Job Title: Head Cyber Security Technology

Location: Address: Reading/Havant

Mode of working: Hybrid (2 to 3 Days in the Office)

Duration: 6+ Months contract initially

SECURITY CLEARANCE LEVEL REQUIRED

BS7858

Description:

• We are seeking an experienced and visionary Head of Cyber Security Technology who will work across the client Group and deputise for the Group Chief Information Security Officer.
• The role holder will lead a small team to drive IT and OT cyber security strategic direction and define and govern enterprise security architecture and will be the technical cyber security authority for the Group while also leading the Group wide IT security risk position working closely with Group IT.

Responsibilities:

• Develop and maintain the enterprise cyber security architecture for the Group including development of enterprise architecture standards and patterns that address the requirements of both IT and OT that aligns with industry standards, regulatory requirements and best practice in support of high risk and critical programmes and projects.
• Lead IT security risk position and lead consulting and assurance engagement into Group IT products and services.

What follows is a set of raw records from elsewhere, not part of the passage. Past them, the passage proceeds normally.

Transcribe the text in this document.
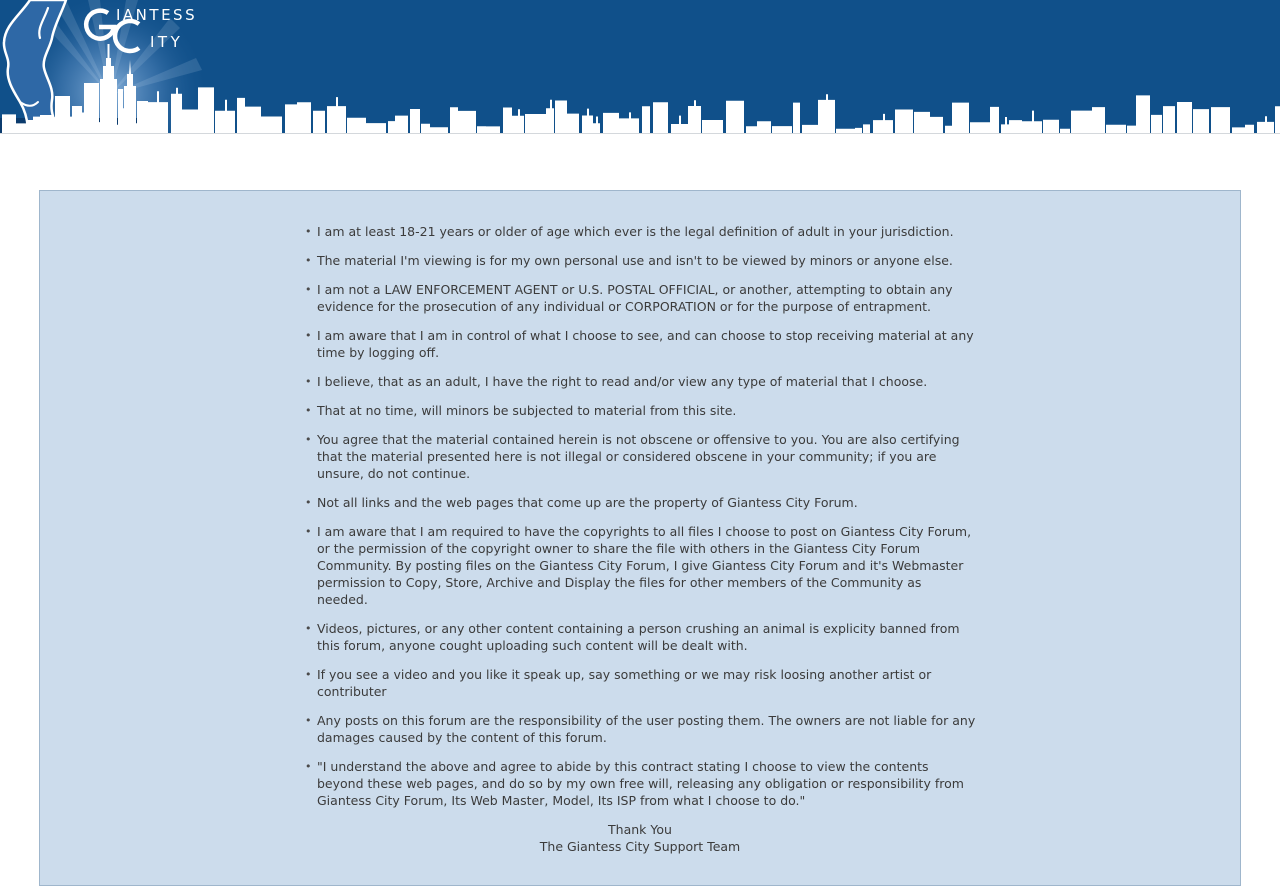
IANTESS
ITY
• I am at least 18-21 years or older of age which ever is the legal definition of adult in your jurisdiction.
• The material I'm viewing is for my own personal use and isn't to be viewed by minors or anyone else.
• I am not a LAW ENFORCEMENT AGENT or U.S. POSTAL OFFICIAL, or another, attempting to obtain any evidence for the prosecution of any individual or CORPORATION or for the purpose of entrapment.
• I am aware that I am in control of what I choose to see, and can choose to stop receiving material at any time by logging off.
• I believe, that as an adult, I have the right to read and/or view any type of material that I choose.
• That at no time, will minors be subjected to material from this site.
• You agree that the material contained herein is not obscene or offensive to you. You are also certifying that the material presented here is not illegal or considered obscene in your community; if you are unsure, do not continue.
• Not all links and the web pages that come up are the property of Giantess City Forum.
• I am aware that I am required to have the copyrights to all files I choose to post on Giantess City Forum, or the permission of the copyright owner to share the file with others in the Giantess City Forum Community. By posting files on the Giantess City Forum, I give Giantess City Forum and it's Webmaster permission to Copy, Store, Archive and Display the files for other members of the Community as needed.
• Videos, pictures, or any other content containing a person crushing an animal is explicity banned from this forum, anyone cought uploading such content will be dealt with.
• If you see a video and you like it speak up, say something or we may risk loosing another artist or contributer
• Any posts on this forum are the responsibility of the user posting them. The owners are not liable for any damages caused by the content of this forum.
• "I understand the above and agree to abide by this contract stating I choose to view the contents beyond these web pages, and do so by my own free will, releasing any obligation or responsibility from Giantess City Forum, Its Web Master, Model, Its ISP from what I choose to do."
Thank You
The Giantess City Support Team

This includes overseeing the IT security risk position and mitigation planning. Management and challenge of security assurance to critical IT security projects and programmes.
• Lead clients Secure by Design approach and provide technical expertise and support for the development and implementation of cyber security policies and architecture standards and patterns.
• Define and manage a security tooling roadmap to ensure the implementation of effective security controls and technologies and regularly update cyber security technical strategies including emerging innovation and technological advancements.
• Establish and enhance a cyber resilience capability and exercising capability working with all of the Business Units and the Group wide resilience function including working with the National Energy System Operator on cyber resilience.

Skills:

• Enterprise security architecture expertise and ability to understand and advise on the strategic direction for cyber security in IT and OT implementations advising programmes and projects with pragmatic best practice advice.
• A deep understanding of network security, OT and IT security, application security, identity management, cloud security, and endpoint security including knowledge of firewalls, intrusion detection systems, encryption, and other security technologies and industry standards and frameworks such as NIST, ISO 27001, and IEC 62443.
• Effective communication skills so that you can explain complex security concepts to non-technical stakeholders and for collaborating with other IT and engineering professionals and experience in interacting with C level executives.